Growth & Customers

How to choose the right performance metrics for your business

Business owner studying business insights

How tracking revenue goals alone can set your business up for failure

Every business is unique in the ways that it evaluates financial performance. In fact, a business’ core company metrics can change from year to year based on strategy. For example, businesses that compete on cost may focus more on efficiency and profit margins, while those that compete on customer experience may be more concerned with levels of customer satisfaction. However, there are some usual suspects we typically see on most businesses’ company performance scorecards: revenue or percentage of revenue goal achieved; free cash flow; profitability, or some calculation of revenues minus expense.

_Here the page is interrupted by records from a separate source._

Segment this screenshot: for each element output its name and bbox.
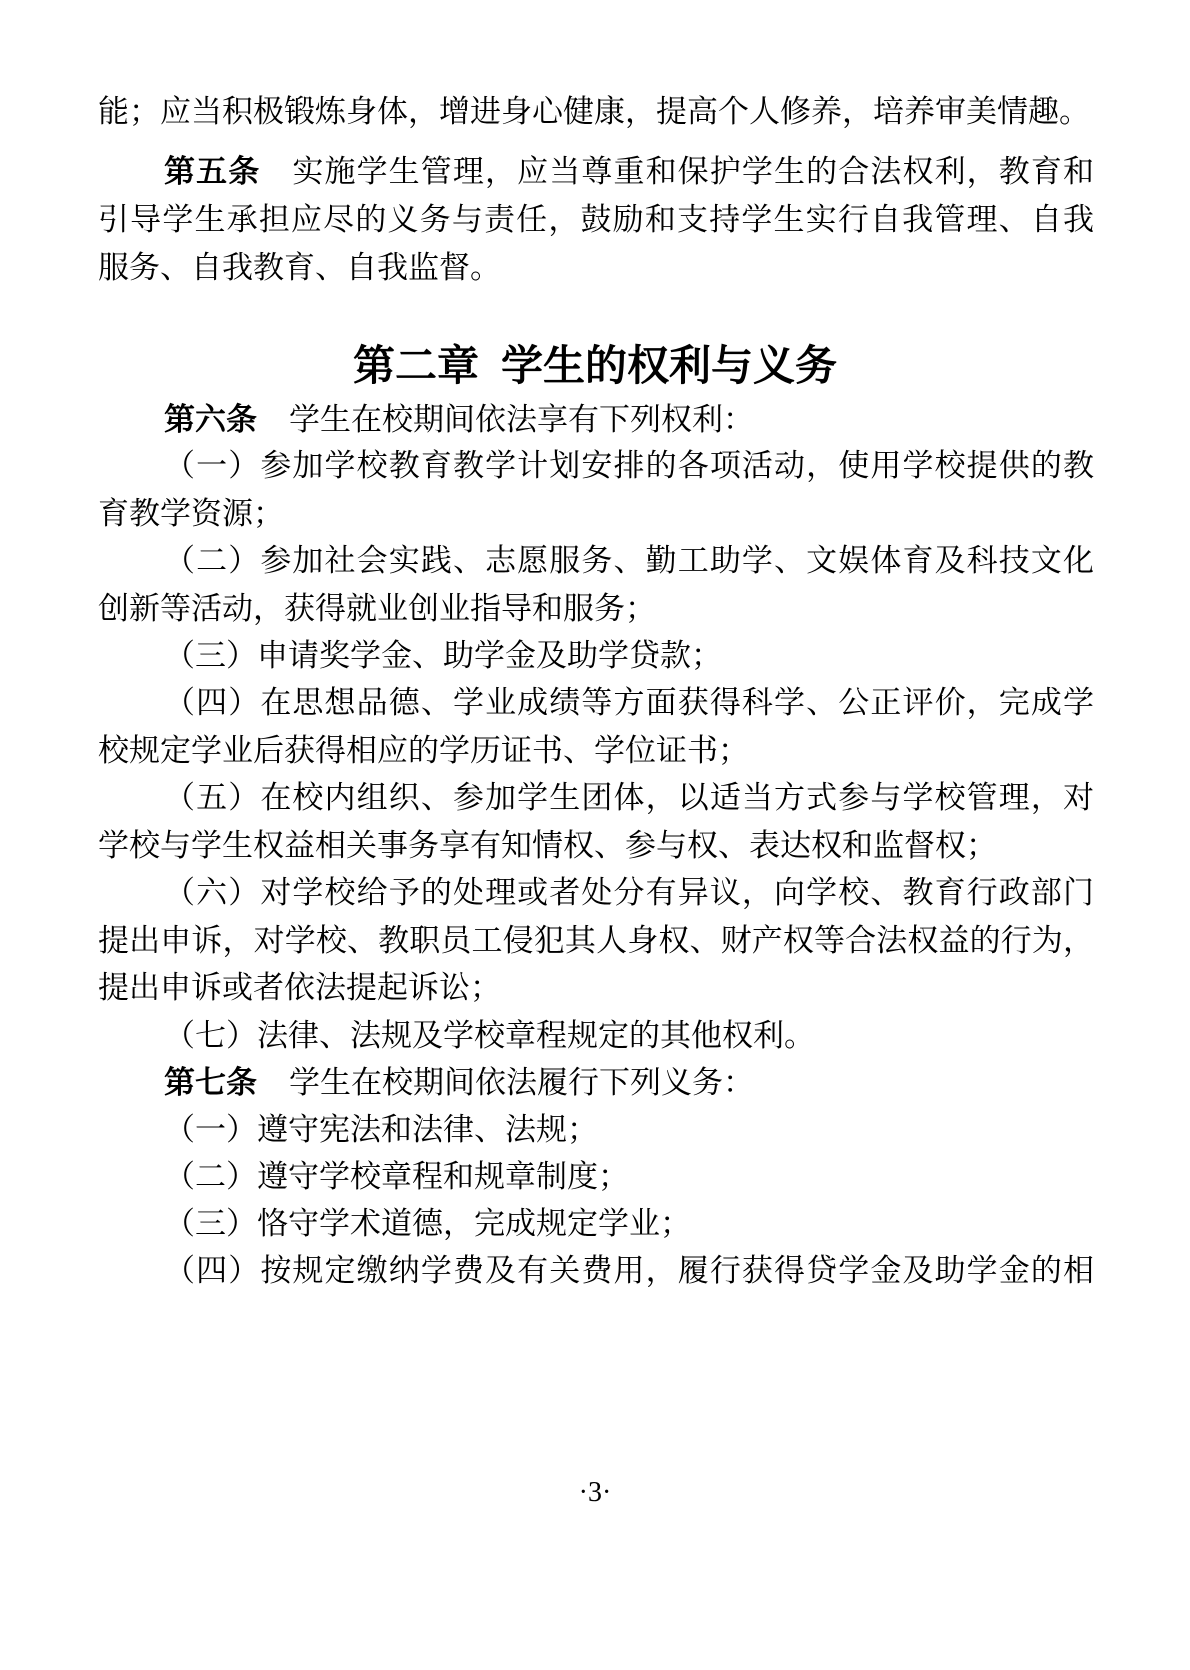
article-5-line-1: 第五条实施学生管理，应当尊重和保护学生的合法权利，教育和 — [164, 152, 1094, 192]
article-6-lead: 学生在校期间依法享有下列权利： — [289, 402, 754, 438]
article-5-line-2: 引导学生承担应尽的义务与责任，鼓励和支持学生实行自我管理、自我 — [98, 200, 1094, 240]
article-6-item-6-line-1: （六）对学校给予的处理或者处分有异议，向学校、教育行政部门 — [164, 873, 1094, 913]
chapter-heading: 第二章学生的权利与义务 — [0, 338, 1190, 394]
chapter-title-text: 学生的权利与义务 — [501, 341, 837, 390]
article-7-item-4-line-1: （四）按规定缴纳学费及有关费用，履行获得贷学金及助学金的相 — [164, 1251, 1094, 1291]
article-6-number: 第六条 — [164, 402, 257, 438]
article-6-item-2-line-1: （二）参加社会实践、志愿服务、勤工助学、文娱体育及科技文化 — [164, 541, 1094, 581]
article-6-item-1-line-2: 育教学资源； — [98, 494, 1094, 534]
chapter-number: 第二章 — [353, 341, 479, 390]
article-7-number: 第七条 — [164, 1065, 257, 1101]
article-6-item-6-line-3: 提出申诉或者依法提起诉讼； — [98, 968, 1094, 1008]
article-7-line-1: 第七条学生在校期间依法履行下列义务： — [164, 1063, 1094, 1103]
article-6-item-4-line-2: 校规定学业后获得相应的学历证书、学位证书； — [98, 731, 1094, 771]
article-7-item-2-line-1: （二）遵守学校章程和规章制度； — [164, 1157, 1094, 1197]
text-line-intro: 能；应当积极锻炼身体，增进身心健康，提高个人修养，培养审美情趣。 — [98, 92, 1094, 132]
article-7-item-1-line-1: （一）遵守宪法和法律、法规； — [164, 1110, 1094, 1150]
article-6-item-3-line-1: （三）申请奖学金、助学金及助学贷款； — [164, 636, 1094, 676]
article-5-number: 第五条 — [164, 154, 260, 190]
article-5-text: 实施学生管理，应当尊重和保护学生的合法权利，教育和 — [292, 154, 1094, 190]
page-number: ·3· — [0, 1477, 1190, 1509]
article-6-item-6-line-2: 提出申诉，对学校、教职员工侵犯其人身权、财产权等合法权益的行为， — [98, 921, 1094, 961]
article-6-item-7-line-1: （七）法律、法规及学校章程规定的其他权利。 — [164, 1016, 1094, 1056]
article-7-item-3-line-1: （三）恪守学术道德，完成规定学业； — [164, 1204, 1094, 1244]
article-6-item-1-line-1: （一）参加学校教育教学计划安排的各项活动，使用学校提供的教 — [164, 446, 1094, 486]
article-6-line-1: 第六条学生在校期间依法享有下列权利： — [164, 400, 1094, 440]
article-6-item-5-line-1: （五）在校内组织、参加学生团体，以适当方式参与学校管理，对 — [164, 778, 1094, 818]
article-6-item-2-line-2: 创新等活动，获得就业创业指导和服务； — [98, 589, 1094, 629]
article-6-item-4-line-1: （四）在思想品德、学业成绩等方面获得科学、公正评价，完成学 — [164, 683, 1094, 723]
article-7-lead: 学生在校期间依法履行下列义务： — [289, 1065, 754, 1101]
article-6-item-5-line-2: 学校与学生权益相关事务享有知情权、参与权、表达权和监督权； — [98, 826, 1094, 866]
article-5-line-3: 服务、自我教育、自我监督。 — [98, 248, 1094, 288]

There is absolutely nothing wrong with evaluating these metrics, as long as you’re not using them alone in the way you evaluate or even predict, the success of your business.

Example: weight loss

It’s a common and simple thing for people to declare their weight loss goals, however, it is just as common for those goals to not be achieved. Why is weight loss such a difficult thing? It’s easy to say ‘I’m going to lose 15 lbs. in three months. So, I need to lose five lbs. each month for the next three months.’ What’s the error in this statement? It is incomplete.

If I monitor my weight alone, then I am using a backward-looking indicator of my weight loss goals. My weight is the result of the activities I have or have not done each day – the result of my lifestyle. It is not a measure that changes my lifestyle. So, while I may mentally try to keep up with things like the number of calories I consume and the amount of exercise I do, I am only monitoring my weight. If I weigh myself at the end of every month, I’m probably going to be surprised – and disappointed – by what the scale tells me. At the end of three months, I may not be at my target weight, or I may achieve it, but then in three months be right back where I am today.

To really lose 15 lbs. in three months, I need to monitor more than just my weight:

  1. Balance my caloric intake. I need to burn 3500 calories to lose one pound of fat. To lose one pound a week, I need to diet or exercise my way to a 500-calorie deficit per day.
  2. Increase my target heart rate during my workout. I can’t just do a low-intensity exercise for 30 minutes and expect to burn the calories I need to achieve my 500-calorie per day deficit. I need to ensure my workout is intense enough to burn the calories I need to burn.
  3. Maintain my body composition. What I don’t want to do in my process of losing weight is decrease muscle mass. I need to monitor my Body Mass Index (BMI).

In summary, the important thing for me to do to get from the weight I am now, to 15 pounds lighter is to monitor my performance against these indicative, proactive metrics. I’ve set targets for what my performance against those metrics should be, and can therefore on a daily basis monitor my performance against my overall weight loss goal. I’ve put metrics in place to allow me to be proactive about monitoring my overall weight loss goal and I can adjust when I’ve fallen off track.

So, in three months, there should be no surprises about whether or not I’ve lost 15 pounds.

The danger in monitoring traditional metrics alone

In the same way, many businesses use traditional metrics like performance against revenue targets to determine if their business is successful. Every day, they get on the “scale” and see how their business is performing against its revenue goals. However, there are other metrics they should be monitoring so they know how they’ll perform against their revenue targets and can put action plans in place to course correct if it seems that revenue goals may be mixed. I share more about what those metrics are in my blog: The three types of financial indicators your business should be monitoring.

What if business leaders were to peel back the onion a bit and evaluate the areas of the business that lead to revenue gains, or cost control, or free cash flow? If they could establish metrics to tell them how those layers of the onion are performing, then they could almost predict performance metrics like cash flow and revenue gains. They’ll find that traditional company performance metrics:

  • Don’t allow them to be proactive and make necessary remediation to business performance so that financial results aren’t impacted.
  • Don’t allow them to be more precise in predicting cash flow and revenue so that there are no surprises later on.
  • Make it difficult for your teams to understand how their individual functions or departments contribute to overall company performance, ultimately meaning these teams don’t feel accountable for the end results.

Indicative, proactive business metrics allow business leaders to evolve beyond traditional financial performance metrics, giving them insights into how the business will ultimately perform.